As the other woman and I worked together to contact her rental car company (she was on hold with them for 25 minutes, so eventually we called on my phone as well and somehow found a more direct path), the man she was driving stood there smoking and leering, stalking back and forth between both our cars, surveying the damage.
Eventually, the security guard came back and said, “You must move your cars now.”
“Good job, you!” I said sarcastically, uncharacteristically raising my voice. “You are doing such a GREAT JOB! You are just showing all your power and authority right now, aren’t you?! You are just doing your job!” With that, I raised my phone and took his picture. He put his hand up to block his face.

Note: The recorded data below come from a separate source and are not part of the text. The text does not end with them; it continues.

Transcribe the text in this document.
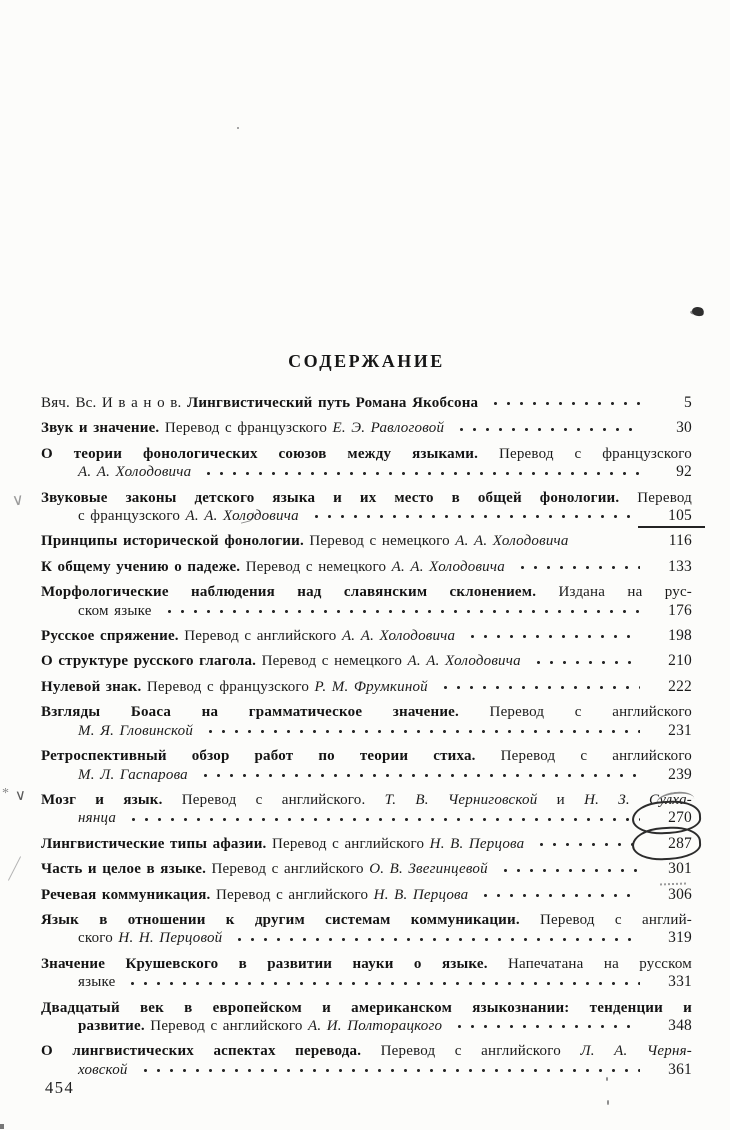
∨
* ∨
СОДЕРЖАНИЕ
Вяч. Вс. И в а н о в. Лингвистический путь Романа Якобсона	5
Звук и значение. Перевод с французского Е. Э. Равлоговой	30
О теории фонологических союзов между языками. Перевод с французского
А. А. Холодовича	92
Звуковые законы детского языка и их место в общей фонологии. Перевод
с французского А. А. Холодовича	105
Принципы исторической фонологии. Перевод с немецкого А. А. Холодовича	116
К общему учению о падеже. Перевод с немецкого А. А. Холодовича	133
Морфологические наблюдения над славянским склонением. Издана на рус-
ском языке	176
Русское спряжение. Перевод с английского А. А. Холодовича	198
О структуре русского глагола. Перевод с немецкого А. А. Холодовича	210
Нулевой знак. Перевод с французского Р. М. Фрумкиной	222
Взгляды Боаса на грамматическое значение. Перевод с английского
М. Я. Гловинской	231
Ретроспективный обзор работ по теории стиха. Перевод с английского
М. Л. Гаспарова	239
Мозг и язык. Перевод с английского. Т. В. Черниговской и Н. З. Сулха-
нянца	270
Лингвистические типы афазии. Перевод с английского Н. В. Перцова	287
Часть и целое в языке. Перевод с английского О. В. Звегинцевой	301
Речевая коммуникация. Перевод с английского Н. В. Перцова	306
Язык в отношении к другим системам коммуникации. Перевод с англий-
ского Н. Н. Перцовой	319
Значение Крушевского в развитии науки о языке. Напечатана на русском
языке	331
Двадцатый век в европейском и американском языкознании: тенденции и
развитие. Перевод с английского А. И. Полторацкого	348
О лингвистических аспектах перевода. Перевод с английского Л. А. Черня-
ховской	361
454
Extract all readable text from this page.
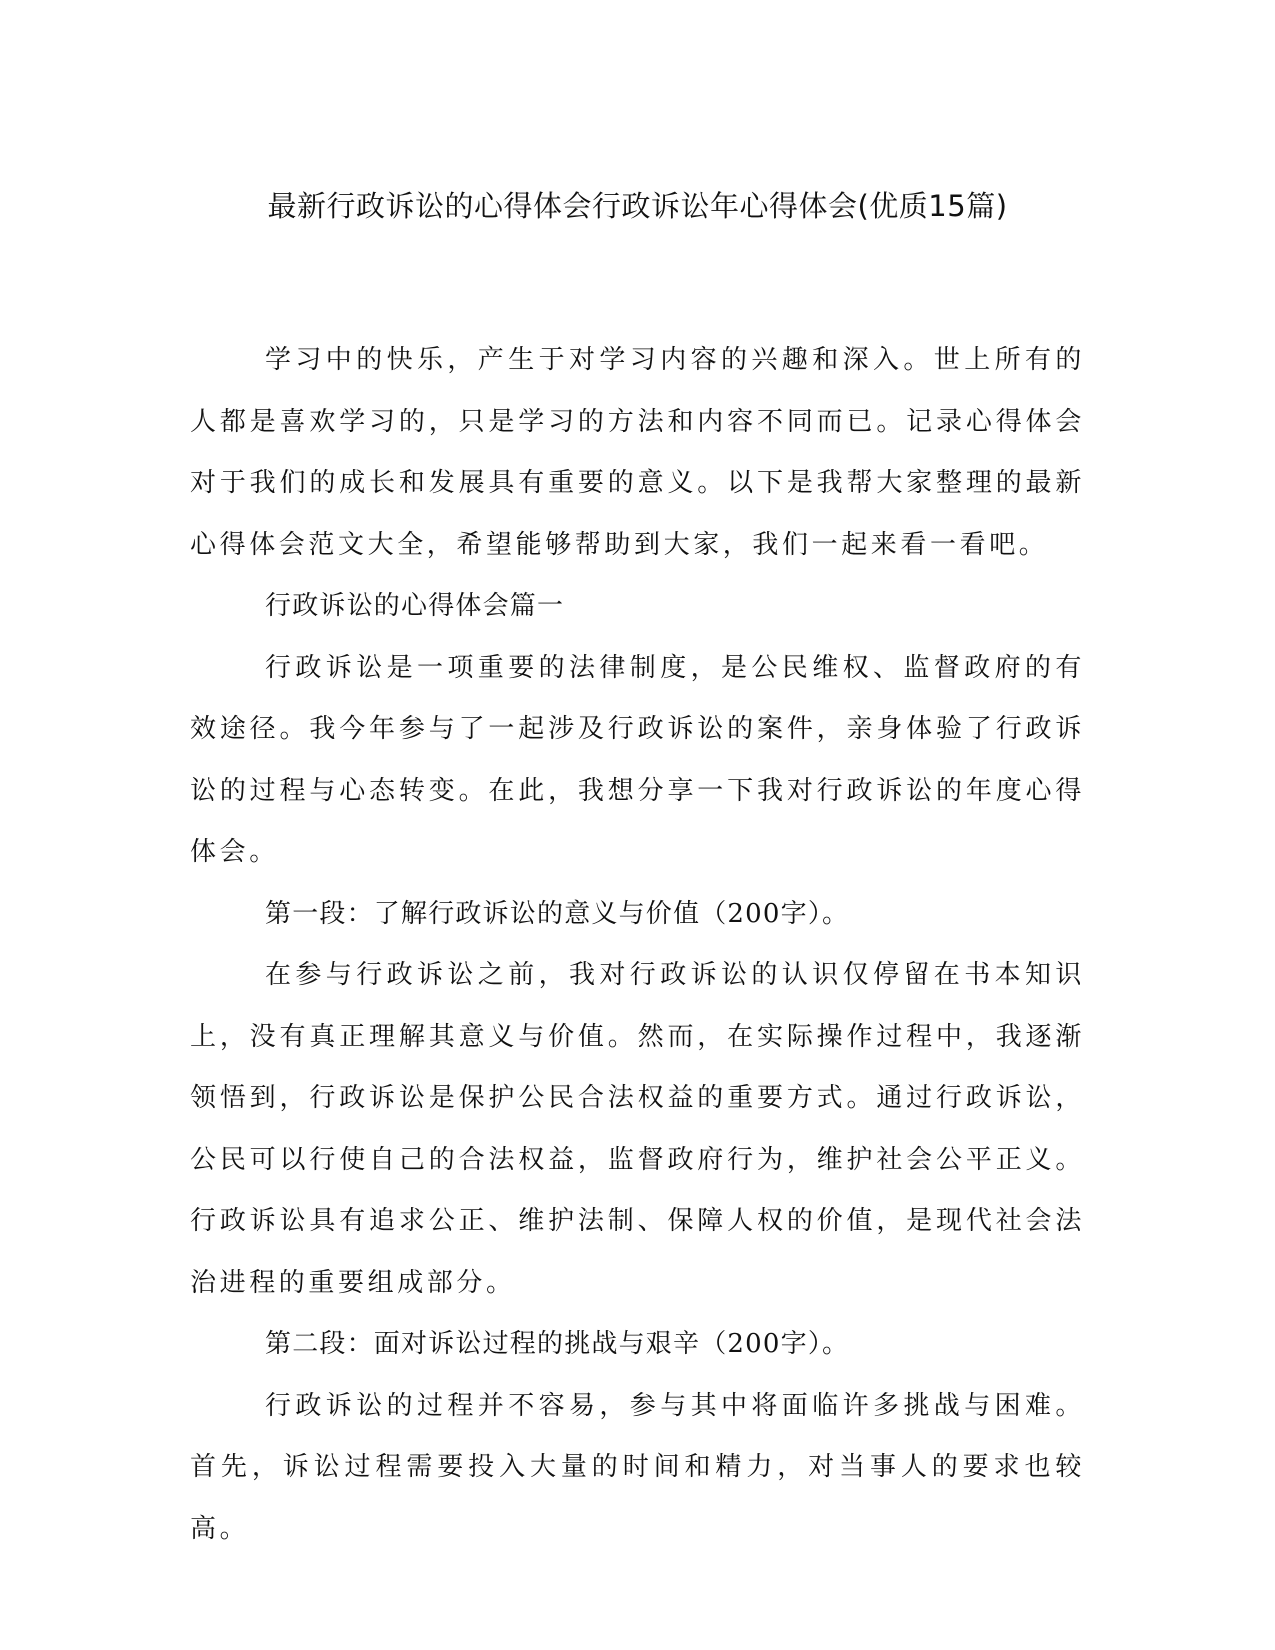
最新行政诉讼的心得体会行政诉讼年心得体会(优质15篇)

学习中的快乐，产生于对学习内容的兴趣和深入。世上所有的人都是喜欢学习的，只是学习的方法和内容不同而已。记录心得体会对于我们的成长和发展具有重要的意义。以下是我帮大家整理的最新心得体会范文大全，希望能够帮助到大家，我们一起来看一看吧。

行政诉讼的心得体会篇一

行政诉讼是一项重要的法律制度，是公民维权、监督政府的有效途径。我今年参与了一起涉及行政诉讼的案件，亲身体验了行政诉讼的过程与心态转变。在此，我想分享一下我对行政诉讼的年度心得体会。

第一段：了解行政诉讼的意义与价值（200字）。

在参与行政诉讼之前，我对行政诉讼的认识仅停留在书本知识上，没有真正理解其意义与价值。然而，在实际操作过程中，我逐渐领悟到，行政诉讼是保护公民合法权益的重要方式。通过行政诉讼，公民可以行使自己的合法权益，监督政府行为，维护社会公平正义。行政诉讼具有追求公正、维护法制、保障人权的价值，是现代社会法治进程的重要组成部分。

第二段：面对诉讼过程的挑战与艰辛（200字）。

行政诉讼的过程并不容易，参与其中将面临许多挑战与困难。首先，诉讼过程需要投入大量的时间和精力，对当事人的要求也较高。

I got in my car and begrudgingly moved it into a parking space, but I knew exactly what this would mean. The police would have a hard time finding us, and that is exactly what would happen.
We waited for another hour as, apparently, the police drove past us 3 times looking for the scene of an accident. I stood there thinking about how unfortunate the timing of all this felt. It’s never a good time in anyone’s life to have an accident, no matter how big or small, but this was coming at a time that felt like insult -> injury -> all the things. The man from the other vehicle stalked and smoked. The security guard periodically came out onto the porch and scribbled furiously in his notebook and went back inside.
Then it began to rain.
Eventually, the security guard’s boss came out with him and asked us how we were doing. Asked if anyone was injured. Then, he looked at me and said, “I’m glad everyone is ok. Could I get you to delete those pictures off your phone?”
When the police finally did arrive, we were able to sit in our respective vehicles for a while as we waited for him to fill out his report. A very nice from the company where the girl who hit me worked came to check on things. She stood in the rain under an umbrella I lent her and we had a truly human conversation. She told me the stalking, smoking man was top dog at the train company where they all worked. They could have gotten him an Uber back first thing, but he just was fascinated with this process and wanted to see what would happen.
Then she said, “Don’t you worry, sweetie, we’re going to take care of you.”
I don’t know. We’ll see about that.
Finally, the policeman brought us his report and thank goodness he ruled it to be her fault. Hopefully this will help in the “taking care of” department.
The thing is, of all the people in this story, I and the policeman are the only white ones, and only two more were American. I intentionally did not share the race or nationality of any of these other folks because
- It doesn’t matter,
- I don’t want to contribute to any stereotypes, and
- I especially feel ashamed of my interactions with the security guard.
He was not originally from this country, and it’s likely if he’d been a white, American man I would never have been as rude or stood up to him as I did in that moment. I can also only imagine the horror and fear having an angry stranger take your picture might invoke if his immigrant story starts with some of the places it might.
You might say he could have approached us and our difficulty with more grace. Certainly it would have helped the situation. I think there are things we all wish had gone differently that day, starting about 5-10 minutes before I met the security guard. Or the 5-10 minutes before that when I sat in my car checking Facebook for a few minutes before taking off, rather than waiting until I got home.
Let us all be more gentle and more compassionate with each other. Stress puts us in danger of separating ourselves from each other, of being inhospitable. And that, as we know, is the greatest sin.